Nas edições seguintes Maslow retirou este capítulo do livro.
Afirmação idêntica à de Maslow pode ler-se na introdução do texto que lançou oficialmente a PP da autoria de Seligman e Csikszentmihalyi, (2000) afirmação que repete em 2014 (Seligman & Csikszentmihalyi, 2014). Ainda na década de 50 Marie Jahoda (1958) faz uma abordagem aprofundada ao conceito de “Positive Mental Health”, o que é considerado um percursor natural do movimento de psicologia positiva atual (Cowen & Kilmer, 2002). Já na década de 70 Antonovsky (1979) utiliza o termo “salutogenesis” para contrariar os termos comuns na época de “pathology” e “pathogenesis”. Na esfera religiosa Norman Vincent Peale publica em 1996 um livro intitulado “The power of positive thinking” cujos princípios se parecem sobrepor, de algum modo, ao movimento da PP. Seligman (2019) reconhece formalmente parte das falhas que são apontadas ao movimento PP.
Seligman e Csikszentmihalyi (2000) dizem no documento fundador, que a PP se refere ao estudo da experiência subjetiva positiva, dos traços individuais positivos, e que foca o bem-estar social e individual. Lee Duckworth et al. (2005), referem que a PP é o estudo científico das experiências positivas, dos traços individuais positivos, e das instituições que facilitam o seu desenvolvimento. Ou seja, o foco é no positivo parecendo ignorar o negativo.

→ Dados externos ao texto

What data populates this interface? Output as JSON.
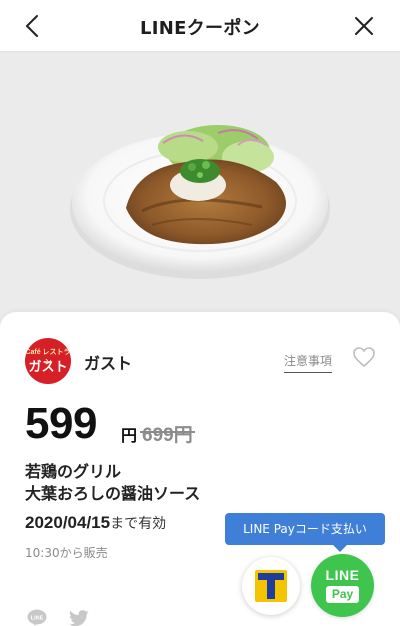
{
  "header": {
    "title": "LINEクーポン",
    "back_icon": "chevron-left-icon",
    "close_icon": "close-icon"
  },
  "photo": {
    "description_icon": "food-photo"
  },
  "coupon": {
    "brand": {
      "logo_small_text": "Café レストラン",
      "logo_main_text": "ガスト",
      "name": "ガスト"
    },
    "notice_label": "注意事項",
    "favorite_icon": "heart-icon",
    "price": {
      "current": "599",
      "unit": "円",
      "original": "699円"
    },
    "item_name_line1": "若鶏のグリル",
    "item_name_line2": "大葉おろしの醤油ソース",
    "expiry_date": "2020/04/15",
    "expiry_suffix": "まで有効",
    "sale_time": "10:30から販売"
  },
  "share": {
    "line_icon": "line-icon",
    "twitter_icon": "twitter-icon",
    "line_label": "LINE"
  },
  "payment": {
    "tooltip": "LINE Payコード支払い",
    "tpoint_icon": "tpoint-icon",
    "linepay_line": "LINE",
    "linepay_pay": "Pay"
  },
  "colors": {
    "brand_red": "#d61f26",
    "linepay_green": "#3fc54d",
    "tooltip_blue": "#3f7fd7",
    "tpoint_blue": "#1f3d9a",
    "tpoint_yellow": "#f5c400"
  }
}
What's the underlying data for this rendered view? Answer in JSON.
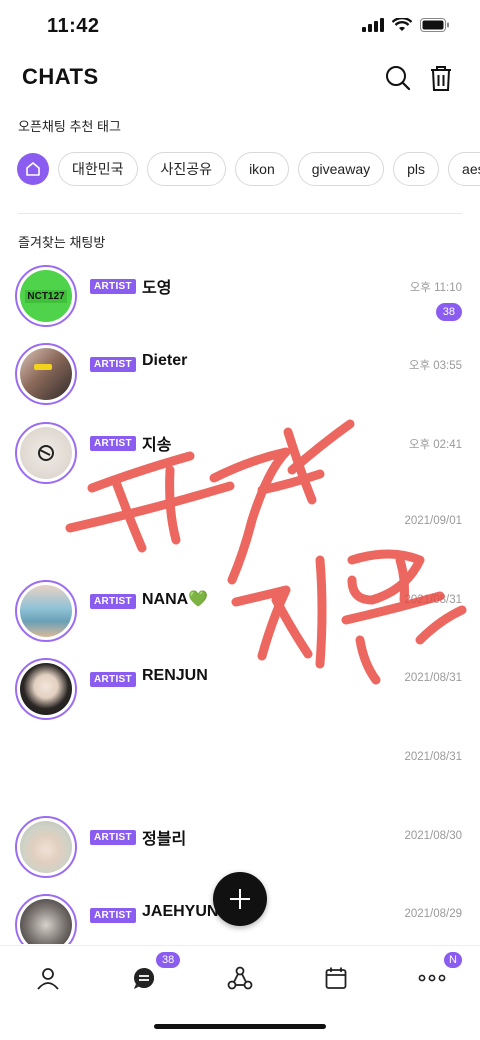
{
  "status": {
    "time": "11:42"
  },
  "header": {
    "title": "CHATS"
  },
  "tags_section": {
    "label": "오픈채팅 추천 태그"
  },
  "tags": [
    "대한민국",
    "사진공유",
    "ikon",
    "giveaway",
    "pls",
    "aesthetic"
  ],
  "favorites_section": {
    "label": "즐겨찾는 채팅방"
  },
  "chats": [
    {
      "badge": "ARTIST",
      "name": "도영",
      "time": "오후 11:10",
      "unread": "38",
      "avatar_color": "#4fd34a",
      "avatar_text": "NCT127"
    },
    {
      "badge": "ARTIST",
      "name": "Dieter",
      "time": "오후 03:55",
      "avatar_color": "#b89a8a"
    },
    {
      "badge": "ARTIST",
      "name": "지송",
      "time": "오후 02:41",
      "avatar_color": "#e8e2dc"
    },
    {
      "time": "2021/09/01"
    },
    {
      "badge": "ARTIST",
      "name": "NANA💚",
      "time": "2021/08/31",
      "avatar_color": "#7fb0c8"
    },
    {
      "badge": "ARTIST",
      "name": "RENJUN",
      "time": "2021/08/31",
      "avatar_color": "#3a3a3a"
    },
    {
      "time": "2021/08/31"
    },
    {
      "badge": "ARTIST",
      "name": "정블리",
      "time": "2021/08/30",
      "avatar_color": "#c8c8c0"
    },
    {
      "badge": "ARTIST",
      "name": "JAEHYUN",
      "time": "2021/08/29",
      "avatar_color": "#555555"
    }
  ],
  "tabbar": {
    "chat_badge": "38",
    "more_badge": "N"
  },
  "accent_color": "#8a5cf0"
}
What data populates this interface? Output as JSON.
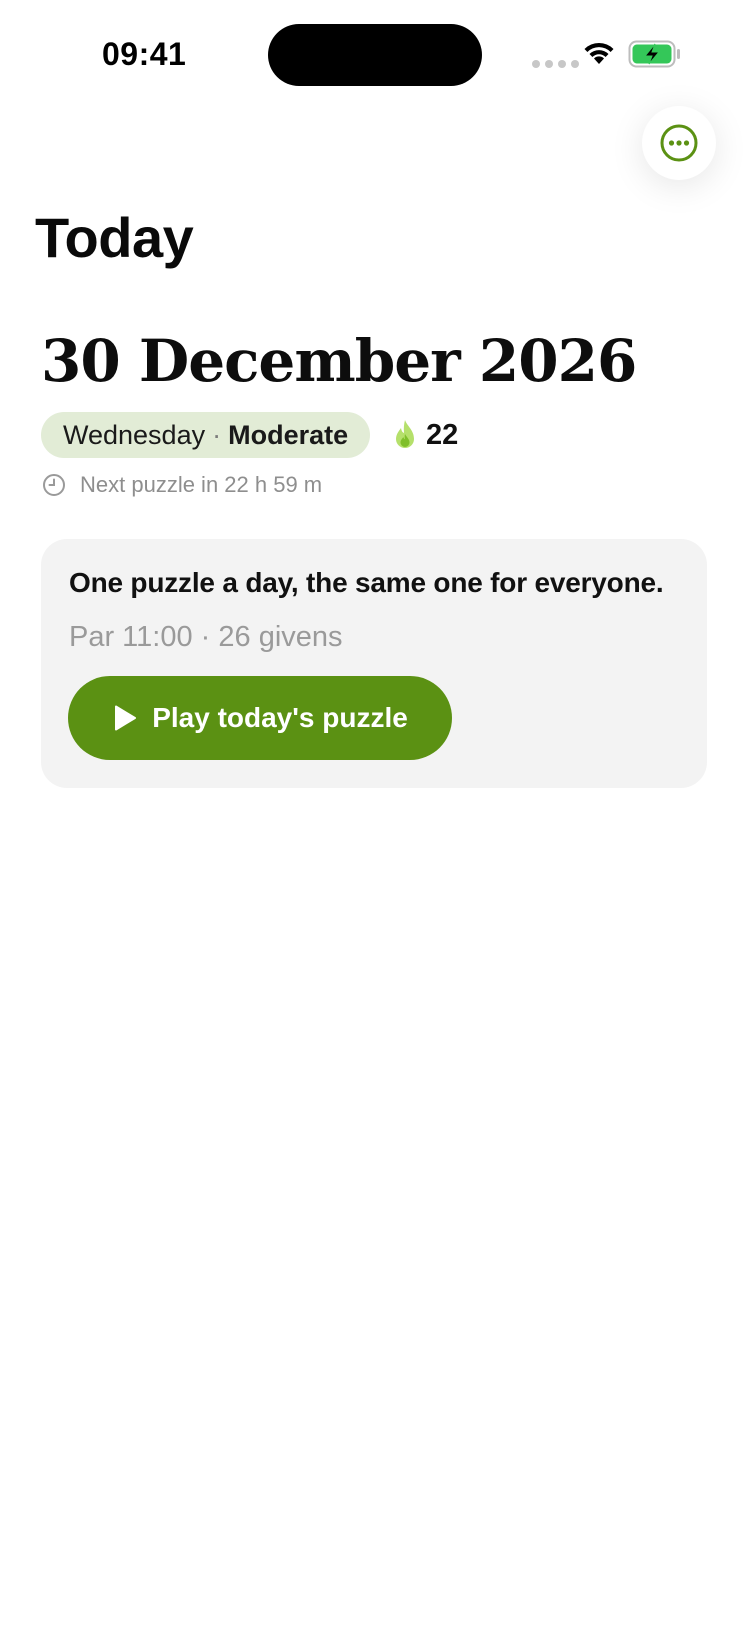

Na sequência do desenvolvimento da PP Peterson e Seligman (2004) desenvolveram o Manual de Forças e Virtudes de Carácter (MFVC) que, dizem, é um complemento da PP ao Diagnostic and Statistical Manual of Mental Disorders (DSM) e à International Classification of Diseases (ICD) que no capítulo V ou secção F inclui a “Classification of Mental and Behavioural Disorders: Clinical descriptions and diagnostic guidelines”, secção que se assemelha ao DSM. Estes manuais propõem-se categorizar as perturbações humanas enquanto o MFVC, classifica as forças humanas positivas no seguimento das propostas da PP. Peterson e Seligman (2004) utilizam 10 critérios para, através de discussão (brainstorming) e de revisão de literatura, identificar uma classificação de seis virtudes centrais, a saber: Sabedoria e Conhecimento; Coragem; Humanização; Justiça; Sobriedade (temperance); Transcendência. Cada uma inclui subdimensões, no total de 24 forças. A avaliação é feita com um questionário de 240 itens (10 por cada força). Park et al. (2004) explicam que as forças de carácter se podem definir como traços positivos que se refletem nos pensamentos, sentimentos e comportamentos, que existem em graus diferentes e podem ser medidos como diferenças individuais. Mais tarde, Seligman (2011) forneceu uma nova estrutura de bem-estar sugerindo cinco dimensões que abrangem aspetos subjetivos e eudemónicos do bem-estar: Emoções Positivas, Engajamento, Relacionamentos Positivos, Significado, Realização (formando a sigla em inglês PERMA). Estudou a relação entre o MFVC e o PERMA verificando que todas as forças se encontravam positivamente relacionados com todas as dimensões, embora com diferenças de magnitude nessas relações, resultados idênticos encontrados por Wagner et al. (2020).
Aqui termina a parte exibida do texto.